Along the way, we unwittingly created a new word. The word is NURD. Read all about this new word in "A Word About Nurd"
While a lot of my more responsible friends went off to college, I like to think we went into research on the terrors of drug use. Read all about it in "How the U.S. Government Made Me Do Drugs."
We've all heard of Woodstock. Read how I attended a BIGGER concert known as Summer Jam in Watkin's Glen, NY. This was only three bands, The Allman Brothers, The Grateful Dead, and The Band. At 600,000 people, it was the largest outdoor concert in US history. Read how a fireworks mishap caused rockets to rain down upon us and how we watched a man die, burning alive while sky diving.

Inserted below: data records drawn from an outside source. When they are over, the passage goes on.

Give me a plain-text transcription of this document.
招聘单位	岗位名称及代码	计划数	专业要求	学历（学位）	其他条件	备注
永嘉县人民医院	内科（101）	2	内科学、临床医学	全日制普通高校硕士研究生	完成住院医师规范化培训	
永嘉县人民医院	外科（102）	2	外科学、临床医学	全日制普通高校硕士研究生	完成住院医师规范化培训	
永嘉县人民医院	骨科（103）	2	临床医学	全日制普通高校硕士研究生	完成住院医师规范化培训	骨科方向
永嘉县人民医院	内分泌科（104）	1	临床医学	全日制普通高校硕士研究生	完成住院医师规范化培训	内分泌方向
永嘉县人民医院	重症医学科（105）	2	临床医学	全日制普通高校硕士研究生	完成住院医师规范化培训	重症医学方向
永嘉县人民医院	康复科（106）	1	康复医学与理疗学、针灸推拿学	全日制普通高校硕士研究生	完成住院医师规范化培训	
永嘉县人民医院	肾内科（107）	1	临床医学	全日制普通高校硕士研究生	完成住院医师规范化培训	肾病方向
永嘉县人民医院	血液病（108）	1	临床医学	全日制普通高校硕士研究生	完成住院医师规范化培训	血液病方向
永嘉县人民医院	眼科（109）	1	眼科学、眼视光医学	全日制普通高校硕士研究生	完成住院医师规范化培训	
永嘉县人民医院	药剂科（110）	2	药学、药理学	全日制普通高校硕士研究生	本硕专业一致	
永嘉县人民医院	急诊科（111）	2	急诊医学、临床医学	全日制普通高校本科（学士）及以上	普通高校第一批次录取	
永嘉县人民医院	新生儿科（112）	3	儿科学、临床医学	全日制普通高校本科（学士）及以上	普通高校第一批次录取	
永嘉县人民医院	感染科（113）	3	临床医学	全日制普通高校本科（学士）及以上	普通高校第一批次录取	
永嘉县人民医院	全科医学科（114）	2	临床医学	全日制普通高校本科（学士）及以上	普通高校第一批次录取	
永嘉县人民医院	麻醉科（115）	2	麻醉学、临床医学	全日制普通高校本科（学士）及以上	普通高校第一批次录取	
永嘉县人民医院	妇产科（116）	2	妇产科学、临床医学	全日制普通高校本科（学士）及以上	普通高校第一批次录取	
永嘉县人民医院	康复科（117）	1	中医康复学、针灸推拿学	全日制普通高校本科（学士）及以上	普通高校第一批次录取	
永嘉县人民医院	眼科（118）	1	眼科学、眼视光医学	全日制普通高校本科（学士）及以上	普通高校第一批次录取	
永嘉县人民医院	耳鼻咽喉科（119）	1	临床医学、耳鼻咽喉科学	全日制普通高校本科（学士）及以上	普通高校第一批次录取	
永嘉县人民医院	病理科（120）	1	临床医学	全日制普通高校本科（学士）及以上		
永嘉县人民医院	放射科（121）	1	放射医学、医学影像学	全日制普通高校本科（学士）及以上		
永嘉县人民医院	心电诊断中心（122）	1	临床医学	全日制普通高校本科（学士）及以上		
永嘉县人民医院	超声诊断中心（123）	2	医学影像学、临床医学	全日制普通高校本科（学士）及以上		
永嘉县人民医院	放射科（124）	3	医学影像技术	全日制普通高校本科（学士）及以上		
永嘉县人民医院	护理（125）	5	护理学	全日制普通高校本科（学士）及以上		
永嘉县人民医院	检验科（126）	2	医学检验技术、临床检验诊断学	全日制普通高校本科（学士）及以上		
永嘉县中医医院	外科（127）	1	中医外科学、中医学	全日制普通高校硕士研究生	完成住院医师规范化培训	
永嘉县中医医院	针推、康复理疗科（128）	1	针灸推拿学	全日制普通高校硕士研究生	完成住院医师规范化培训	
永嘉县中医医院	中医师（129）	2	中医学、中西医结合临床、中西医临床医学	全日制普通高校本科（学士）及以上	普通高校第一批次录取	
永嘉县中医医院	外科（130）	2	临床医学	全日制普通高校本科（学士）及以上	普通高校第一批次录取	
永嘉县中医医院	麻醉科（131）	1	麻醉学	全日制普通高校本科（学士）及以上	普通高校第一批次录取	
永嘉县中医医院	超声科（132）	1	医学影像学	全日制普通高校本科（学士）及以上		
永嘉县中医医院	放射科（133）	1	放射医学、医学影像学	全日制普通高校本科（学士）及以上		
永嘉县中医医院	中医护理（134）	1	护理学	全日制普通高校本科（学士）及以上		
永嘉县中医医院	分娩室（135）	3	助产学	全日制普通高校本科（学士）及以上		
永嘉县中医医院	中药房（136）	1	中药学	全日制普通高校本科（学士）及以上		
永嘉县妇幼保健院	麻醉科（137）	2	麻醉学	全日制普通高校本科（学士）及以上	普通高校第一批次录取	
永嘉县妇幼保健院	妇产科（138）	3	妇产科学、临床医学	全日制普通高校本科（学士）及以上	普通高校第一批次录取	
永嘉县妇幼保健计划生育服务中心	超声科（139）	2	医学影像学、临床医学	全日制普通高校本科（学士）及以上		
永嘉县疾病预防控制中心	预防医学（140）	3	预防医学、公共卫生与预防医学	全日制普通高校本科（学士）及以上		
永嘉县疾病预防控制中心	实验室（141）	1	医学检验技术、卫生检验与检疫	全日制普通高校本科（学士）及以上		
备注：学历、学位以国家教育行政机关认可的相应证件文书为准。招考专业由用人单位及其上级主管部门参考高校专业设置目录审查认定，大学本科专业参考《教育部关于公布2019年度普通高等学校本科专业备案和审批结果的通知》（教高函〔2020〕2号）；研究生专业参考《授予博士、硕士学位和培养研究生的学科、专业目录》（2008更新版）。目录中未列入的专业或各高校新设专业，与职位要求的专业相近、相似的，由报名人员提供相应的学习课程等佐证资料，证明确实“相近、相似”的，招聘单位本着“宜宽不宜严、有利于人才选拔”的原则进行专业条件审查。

Or grab some popcorn for "Afternoon Movies at the Police Station" where some friends and I attended one of those gory films of traffic accident meant to scare young drivers. Of course, to prepare, we did we thought seemed appropriate. We dropped acid.
Then grab your car keys and read exactly what happens when the drugs kick in while you're driving down the road. Take a short drive into cartoon Land in "Driving With Laughing Sam's Dice." A hint: Remember Your true road. Then my friends, descend further into drug-fueled insanity underneath the University of Rhode Island, at the time, Playboy Magazine's #1 party school. See if you agree with our banishment.

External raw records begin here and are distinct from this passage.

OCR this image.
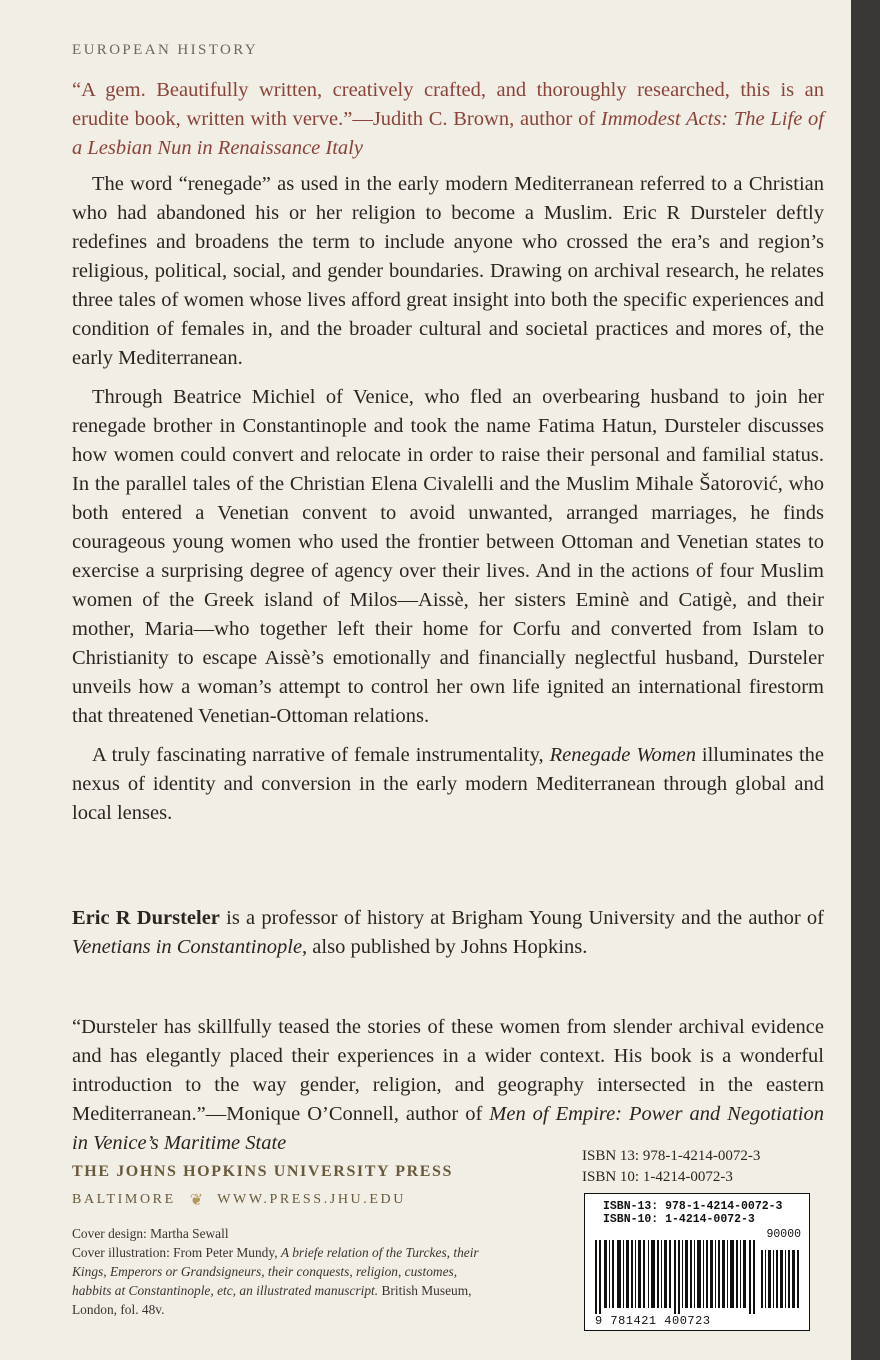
EUROPEAN HISTORY
“A gem. Beautifully written, creatively crafted, and thoroughly researched, this is an erudite book, written with verve.”—Judith C. Brown, author of Immodest Acts: The Life of a Lesbian Nun in Renaissance Italy

The word “renegade” as used in the early modern Mediterranean referred to a Christian who had abandoned his or her religion to become a Muslim. Eric R Dursteler deftly redefines and broadens the term to include anyone who crossed the era’s and region’s religious, political, social, and gender boundaries. Drawing on archival research, he relates three tales of women whose lives afford great insight into both the specific experiences and condition of females in, and the broader cultural and societal practices and mores of, the early Mediterranean.

Through Beatrice Michiel of Venice, who fled an overbearing husband to join her renegade brother in Constantinople and took the name Fatima Hatun, Dursteler discusses how women could convert and relocate in order to raise their personal and familial status. In the parallel tales of the Christian Elena Civalelli and the Muslim Mihale Šatorović, who both entered a Venetian convent to avoid unwanted, arranged marriages, he finds courageous young women who used the frontier between Ottoman and Venetian states to exercise a surprising degree of agency over their lives. And in the actions of four Muslim women of the Greek island of Milos—Aissè, her sisters Eminè and Catigè, and their mother, Maria—who together left their home for Corfu and converted from Islam to Christianity to escape Aissè’s emotionally and financially neglectful husband, Dursteler unveils how a woman’s attempt to control her own life ignited an international firestorm that threatened Venetian-Ottoman relations.

A truly fascinating narrative of female instrumentality, Renegade Women illuminates the nexus of identity and conversion in the early modern Mediterranean through global and local lenses.

Eric R Dursteler is a professor of history at Brigham Young University and the author of Venetians in Constantinople, also published by Johns Hopkins.
“Dursteler has skillfully teased the stories of these women from slender archival evidence and has elegantly placed their experiences in a wider context. His book is a wonderful introduction to the way gender, religion, and geography intersected in the eastern Mediterranean.”—Monique O’Connell, author of Men of Empire: Power and Negotiation in Venice’s Maritime State
THE JOHNS HOPKINS UNIVERSITY PRESS
BALTIMORE ❦ WWW.PRESS.JHU.EDU
Cover design: Martha Sewall
Cover illustration: From Peter Mundy, A briefe relation of the Turckes, their Kings, Emperors or Grandsigneurs, their conquests, religion, customes, habbits at Constantinople, etc, an illustrated manuscript. British Museum, London, fol. 48v.
ISBN 13: 978-1-4214-0072-3
ISBN 10: 1-4214-0072-3
ISBN-13: 978-1-4214-0072-3
ISBN-10: 1-4214-0072-3
90000
9 781421 400723
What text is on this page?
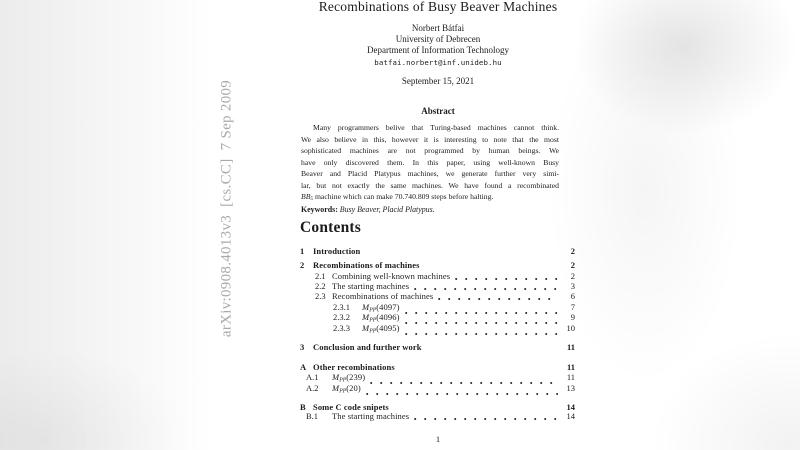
arXiv:0908.4013v3  [cs.CC]  7 Sep 2009
Recombinations of Busy Beaver Machines
Norbert Bátfai
University of Debrecen
Department of Information Technology
batfai.norbert@inf.unideb.hu
September 15, 2021
Abstract
Many programmers belive that Turing-based machines cannot think.
We also believe in this, however it is interesting to note that the most
sophisticated machines are not programmed by human beings. We
have only discovered them. In this paper, using well-known Busy
Beaver and Placid Platypus machines, we generate further very simi-
lar, but not exactly the same machines. We have found a recombinated
$BB_5$ machine which can make 70.740.809 steps before halting.
Keywords: Busy Beaver, Placid Platypus.
Contents
1	Introduction	2
2	Recombinations of machines	2
2.1 Combining well-known machines	2
2.2 The starting machines	3
2.3 Recombinations of machines	6
2.3.1	MPP(4097)	7
2.3.2	MPP(4096)	9
2.3.3	MPP(4095)	10
3	Conclusion and further work	11
A Other recombinations	11
A.1	MPP(239)	11
A.2	MPP(20)	13
B Some C code snipets	14
B.1	The starting machines	14
1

And certainly not to be missed is "August Jam 8/9/74." We attended the 3rd largest concert in US history in Charlotte, NC. and then on the way home we were the subjects of the biggest drug bust ever in Prince William National Forest in Triangle, VA. They didn't know what to do with us.
Then read how we unwittingly caused a riot among normally peaceful Deadheads at a Grateful Dead concert in CT. Here, through a series of unplanned events, we managed to trigger the normally peaceful Deadheads to start rioting. This may or may not be due to the Nixon Campaign materials that we handed out, two years after he stepped down in disgrace.
Then take a trip to "Deliverance" country in the little hamlet of Lehigh Tannery, Pennsylvania, for "The Great Mushroom Caper," where a drive straight into the woods, driving over sapling trees on an old carriage road led us to an old, abandoned railroad bed. From there we walked about a mile in the dark to where we climbed about 50 feet down, crossed the present-day tracks, and then climbed another 50 feet up all so we could magic score mushrooms and bomb the trains.
And then, take another crazed adventure to "Mardi Gras 1975" as we partied in the streets, got kissed by random women, watched strippers disrobe on Bourbon Street balconies, encountered crazy people howling at the moon, and witnessed a class of out-of-control, Atlanta Police Academy graduates hired to help the NOPD with crowd control. Read all about our trip, first to Central Lock-up, where I witnessed a cop with down syndrome waving a .38 and saying "Kill 'em all!" then at 4 AM to Parish Prison where we were stripped naked in front of the female prisoners to have our crotches sprayed for lice. I'll tell ya all about "Fat Albert, aka The Godfather, a 350-LB African American Man who was king of the cellblock. He was serving two life sentences and was awaiting the death penalty. This was the man who told me, "Time to go take a shower."